O principal objetivo deste artigo é sustentar que o uso de uma língua em ambientes digitais pode propiciar-lhe prestígio em virtude da valorização provocada pela sua presença no cenário global da Internet, resultando assim na ampliação da estima dos falantes pela própria língua. Entende-se que este tópico é bastante relevante, mas ainda pouco discutido no contexto dos debates contemporâneos referentes à manutenção e revitalização de línguas, especialmente no que diz respeito às línguas dos povos originários das Américas e do Brasil, em particular. Apesar do cenário de incertezas, a Web pode oferecer caminhos, oportunidades e possibilidades para o suporte à manutenção da vitalidade de línguas em perigo, contribuindo, assim, para a promoção da diversidade linguística e para a salvaguarda desse patrimônio imaterial da humanidade. Segundo D’Angelis,
qual é o impacto de os jovens não verem sua língua na internet? (...) Não ver sua língua na internet, naquilo que lhe parecerá o maior espaço de divulgação e circulação de idéias e informações, só acarretará em um enorme número de crianças e jovens indígenas um desprezo por sua tradição cultural, e arraigará neles a convicção de que a língua de seus antepassados não tem papel ou função no mundo moderno. (D’ANGELIS, 2008, p. 4)
Essa situação deve ser evitada ao máximo possível.
Por fim, é importante reforçar a necessidade de se discutir o problema da ameaça à diversidade linguística no planeta, além de se propor meios para ao menos atenuar essa situação.
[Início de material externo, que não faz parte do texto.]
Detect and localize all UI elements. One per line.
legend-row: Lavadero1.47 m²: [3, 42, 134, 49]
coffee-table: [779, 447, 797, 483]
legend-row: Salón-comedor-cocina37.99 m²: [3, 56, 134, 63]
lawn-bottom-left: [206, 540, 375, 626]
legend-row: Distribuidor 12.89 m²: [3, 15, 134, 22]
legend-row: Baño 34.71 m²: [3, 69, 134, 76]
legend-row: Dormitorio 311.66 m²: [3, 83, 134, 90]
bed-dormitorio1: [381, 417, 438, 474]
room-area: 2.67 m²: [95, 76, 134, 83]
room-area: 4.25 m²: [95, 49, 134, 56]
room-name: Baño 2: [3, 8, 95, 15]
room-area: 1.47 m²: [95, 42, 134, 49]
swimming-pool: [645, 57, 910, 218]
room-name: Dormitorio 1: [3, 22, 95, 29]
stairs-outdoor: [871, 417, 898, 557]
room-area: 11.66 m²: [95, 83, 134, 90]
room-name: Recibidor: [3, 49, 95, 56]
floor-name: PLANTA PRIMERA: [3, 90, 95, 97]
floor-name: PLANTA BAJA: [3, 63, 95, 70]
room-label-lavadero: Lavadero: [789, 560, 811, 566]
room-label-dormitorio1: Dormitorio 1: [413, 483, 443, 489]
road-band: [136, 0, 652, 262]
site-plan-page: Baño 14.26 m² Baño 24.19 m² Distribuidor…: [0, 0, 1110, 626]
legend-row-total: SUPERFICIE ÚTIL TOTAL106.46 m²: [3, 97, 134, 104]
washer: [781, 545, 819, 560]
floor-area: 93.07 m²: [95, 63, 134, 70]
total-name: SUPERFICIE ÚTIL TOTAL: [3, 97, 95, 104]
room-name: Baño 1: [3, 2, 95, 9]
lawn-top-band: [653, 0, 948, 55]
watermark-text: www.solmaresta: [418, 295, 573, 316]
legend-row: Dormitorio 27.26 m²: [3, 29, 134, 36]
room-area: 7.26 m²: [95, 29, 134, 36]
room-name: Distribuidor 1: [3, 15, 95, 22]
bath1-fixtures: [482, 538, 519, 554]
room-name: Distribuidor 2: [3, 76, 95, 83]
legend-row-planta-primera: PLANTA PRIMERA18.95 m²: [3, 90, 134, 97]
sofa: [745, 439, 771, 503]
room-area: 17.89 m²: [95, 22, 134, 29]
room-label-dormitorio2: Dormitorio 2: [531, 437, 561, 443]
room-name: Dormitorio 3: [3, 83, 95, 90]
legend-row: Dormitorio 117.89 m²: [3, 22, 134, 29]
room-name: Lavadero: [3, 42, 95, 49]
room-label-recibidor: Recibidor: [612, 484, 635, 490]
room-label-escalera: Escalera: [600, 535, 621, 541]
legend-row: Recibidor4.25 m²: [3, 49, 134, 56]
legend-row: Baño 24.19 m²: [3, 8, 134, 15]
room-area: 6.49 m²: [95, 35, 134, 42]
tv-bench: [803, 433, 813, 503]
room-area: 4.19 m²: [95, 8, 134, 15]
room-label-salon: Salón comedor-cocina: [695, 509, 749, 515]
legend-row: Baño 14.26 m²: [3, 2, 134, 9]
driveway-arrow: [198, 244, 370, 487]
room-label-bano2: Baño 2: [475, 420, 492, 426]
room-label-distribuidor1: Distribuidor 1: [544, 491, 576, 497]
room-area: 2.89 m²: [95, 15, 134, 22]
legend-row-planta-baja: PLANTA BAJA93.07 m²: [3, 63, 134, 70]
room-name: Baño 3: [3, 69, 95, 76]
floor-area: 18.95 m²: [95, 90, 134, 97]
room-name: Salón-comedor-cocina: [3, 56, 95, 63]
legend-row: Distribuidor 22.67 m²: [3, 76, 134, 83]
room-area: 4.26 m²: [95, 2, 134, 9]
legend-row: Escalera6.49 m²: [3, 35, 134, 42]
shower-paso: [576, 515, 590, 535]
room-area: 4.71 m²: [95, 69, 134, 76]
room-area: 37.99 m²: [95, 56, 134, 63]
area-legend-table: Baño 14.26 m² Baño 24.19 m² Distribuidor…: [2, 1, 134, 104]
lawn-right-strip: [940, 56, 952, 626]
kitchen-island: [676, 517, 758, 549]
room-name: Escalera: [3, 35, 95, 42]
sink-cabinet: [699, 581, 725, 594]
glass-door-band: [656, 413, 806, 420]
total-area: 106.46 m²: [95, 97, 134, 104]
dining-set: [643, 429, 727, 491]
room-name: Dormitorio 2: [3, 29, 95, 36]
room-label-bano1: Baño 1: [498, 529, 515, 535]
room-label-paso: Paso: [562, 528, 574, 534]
A consolidação das redes sociais online e das formas de comunicação por meio de ferramentas digitais é, sem dúvida, um caminho sem volta, motivo pelo qual a valorização das línguas minoritárias nesses espaços parece ser um caminho promissor para a preservação e a revitalização de pelo menos uma parte das línguas minoritárias em perigo de extinção.
5. Agradecimentos
Este trabalho foi realizado com apoio da Coordenação de Aperfeiçoamento de Pessoal de Nível Superior (CAPES), código de financiamento 001, e do Conselho Nacional de Desenvolvimento Científico e Tecnológico (CNPq). Agradeço à Profa. Dra. Ana Vilacy M. Galucio pelos comentários, críticas e diversas sugestões à versão preliminar deste artigo.